IBM: Cyber-Security Practices Key for Electric Power Sector

At an event in Washington, D.C., IBM discusses cyber-security best practices for the electric power sector to adopt and live by.

WASHINGTON, D.C.–With the threat of cyber-security breaches impacting the electric power sector increasing, IBM has come up with a set of best practices for energy and utility organizations to adopt and live by.

At an event featuring leaders from various parts of the electric power ecosystem here, IBM opened up the floor for discussion about cyber-security in the electric power sector, proposing that there are practical ways to improve management and execution of enterprisewide cyber-security.

Indeed, Andy Bochman, security energy leader for IBM Security, said one of the core best practices or recommendations IBM has for electric power organizations regarding cyber-security is that they understand that change begins at the top.

“The best way for a utility to introduce cyber-security into its infrastructure is to go in with a high-ranking executive to own the cyber-security risk for the enterprise,” Bochman said.

An IBM paper on the subject said, “IBM believes that no other single action will do more to galvanize a new approach to security in an organization than the appointment and empowerment of a Chief Security Officer (CSO) responsible for enterprisewide cyber-security and compliance. The CSO must have ultimate control and responsibility for securing IT and OT [operational technology] across all lines of business, and as needed, into the extended supply chain.”

Michael Kuberski, Chief Information Security Officer (CISO) at Pepco Holdings, said his role does exactly that. Pepco Holdings is the primary utility company in the Washington, DC, area. Pepco Holdings is one of the largest energy delivery companies in the Mid-Atlantic region, serving about 2 million customers in Delaware, the District of Columbia, Maryland and New Jersey. Kuberski told eWEEK he just earned his new title this year, as he was formerly Pepco’s manager of enterprise architecture and now in the newly minted role of CISO where he looks at cyber-security from an enterprise view.

Kuberski makes no bones about the need for fastidious security at Pepco. “We see ourselves as a clear target being near the White House,” he said. “So we look at cyber-security across the enterprise.”

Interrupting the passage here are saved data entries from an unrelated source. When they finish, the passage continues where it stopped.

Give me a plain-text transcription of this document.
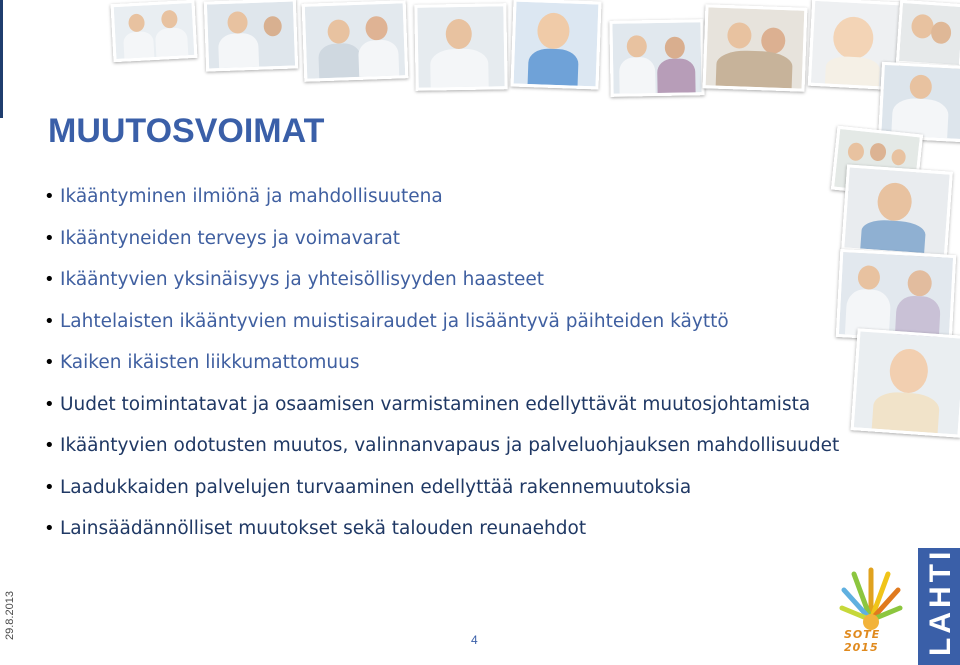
MUUTOSVOIMAT
• Ikääntyminen ilmiönä ja mahdollisuutena
• Ikääntyneiden terveys ja voimavarat
• Ikääntyvien yksinäisyys ja yhteisöllisyyden haasteet
• Lahtelaisten ikääntyvien muistisairaudet ja lisääntyvä päihteiden käyttö
• Kaiken ikäisten liikkumattomuus
• Uudet toimintatavat ja osaamisen varmistaminen edellyttävät muutosjohtamista
• Ikääntyvien odotusten muutos, valinnanvapaus ja palveluohjauksen mahdollisuudet
• Laadukkaiden palvelujen turvaaminen edellyttää rakennemuutoksia
• Lainsäädännölliset muutokset sekä talouden reunaehdot
29.8.2013	4	SOTE 2015	LAHTI
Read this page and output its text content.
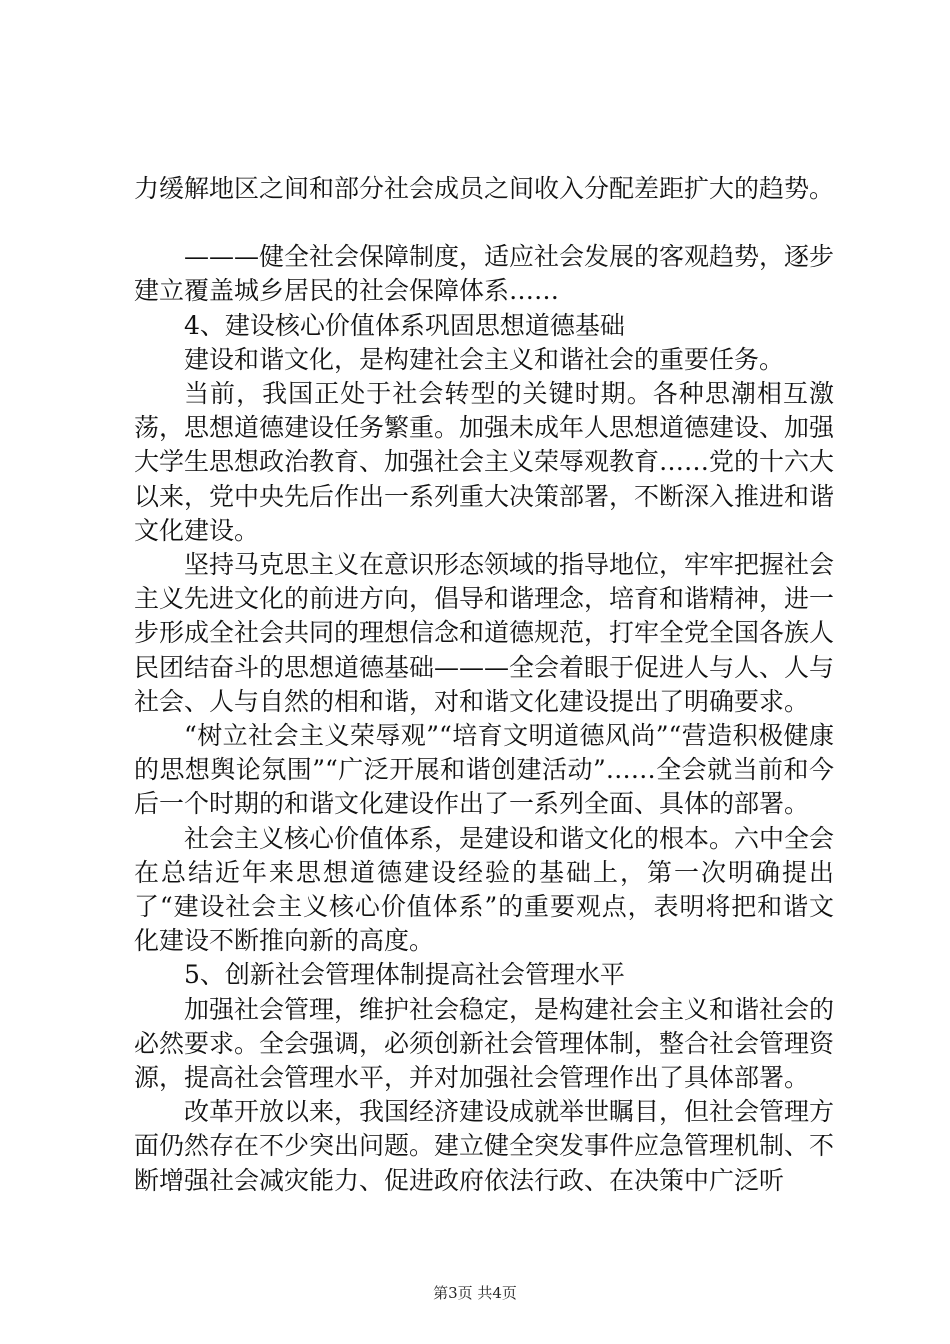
力缓解地区之间和部分社会成员之间收入分配差距扩大的趋势。

———健全社会保障制度，适应社会发展的客观趋势，逐步建立覆盖城乡居民的社会保障体系……

4、建设核心价值体系巩固思想道德基础

建设和谐文化，是构建社会主义和谐社会的重要任务。

当前，我国正处于社会转型的关键时期。各种思潮相互激荡，思想道德建设任务繁重。加强未成年人思想道德建设、加强大学生思想政治教育、加强社会主义荣辱观教育……党的十六大以来，党中央先后作出一系列重大决策部署，不断深入推进和谐文化建设。

坚持马克思主义在意识形态领域的指导地位，牢牢把握社会主义先进文化的前进方向，倡导和谐理念，培育和谐精神，进一步形成全社会共同的理想信念和道德规范，打牢全党全国各族人民团结奋斗的思想道德基础———全会着眼于促进人与人、人与社会、人与自然的相和谐，对和谐文化建设提出了明确要求。

“树立社会主义荣辱观”“培育文明道德风尚”“营造积极健康的思想舆论氛围”“广泛开展和谐创建活动”……全会就当前和今后一个时期的和谐文化建设作出了一系列全面、具体的部署。

社会主义核心价值体系，是建设和谐文化的根本。六中全会在总结近年来思想道德建设经验的基础上，第一次明确提出了“建设社会主义核心价值体系”的重要观点，表明将把和谐文化建设不断推向新的高度。

5、创新社会管理体制提高社会管理水平

加强社会管理，维护社会稳定，是构建社会主义和谐社会的必然要求。全会强调，必须创新社会管理体制，整合社会管理资源，提高社会管理水平，并对加强社会管理作出了具体部署。

改革开放以来，我国经济建设成就举世瞩目，但社会管理方面仍然存在不少突出问题。建立健全突发事件应急管理机制、不断增强社会减灾能力、促进政府依法行政、在决策中广泛听

第3页 共4页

IBM notes that as the planet becomes smarter and increasingly interconnected, critical infrastructure systems that were previously isolated from other networks are now connected with both critical and non-critical systems—many of which are not under the direct control of infrastructure operators. This interconnectedness can enable many new efficiencies and conveniences. But it also means that, while every business must continue to refine and improve its security capabilities, critical infrastructure industries—like electric utilities and associated providers of technology and services—must adopt best practices in policy and controls.

“For as long as the electric grid is going to rely on digital infrastructure to operate, we’re going to be concerned about cyber-security,” said Scott Aaronson, director of government affairs at Edison Electric Institute (EEI), the association of shareholder-owned electric companies.

To be sure, whether motivated by international competition, corporate espionage, nation-state sponsored espionage, political ideology, organized crime, a grudge against an employer or even idealism, malicious hacking continues to expand. The proliferation of “how to hack” materials online does not help matters. Nor do the free or affordable high-powered tools make things any easier for security professionals. Social networking also makes sharing both information and successful techniques just as easy for these hackers as for anyone else. The combination of complex network connections that no one fully owns, a largely opaque software supply chain and the vulnerabilities inherent with human operators provide a ripe environment for hackers and those with malicious intent, IBM said.

Moreover, traditionally, a single-direction flow of power and data on isolated systems was the norm. Yet that is now giving way to more dynamic and integrated electricity production and delivery systems along with advanced metering infrastructure, IBM said. Sensitive operations and personal data are now moving over common or integrated communications infrastructure, flowing in multiple directions within a dense, multi-nodal system.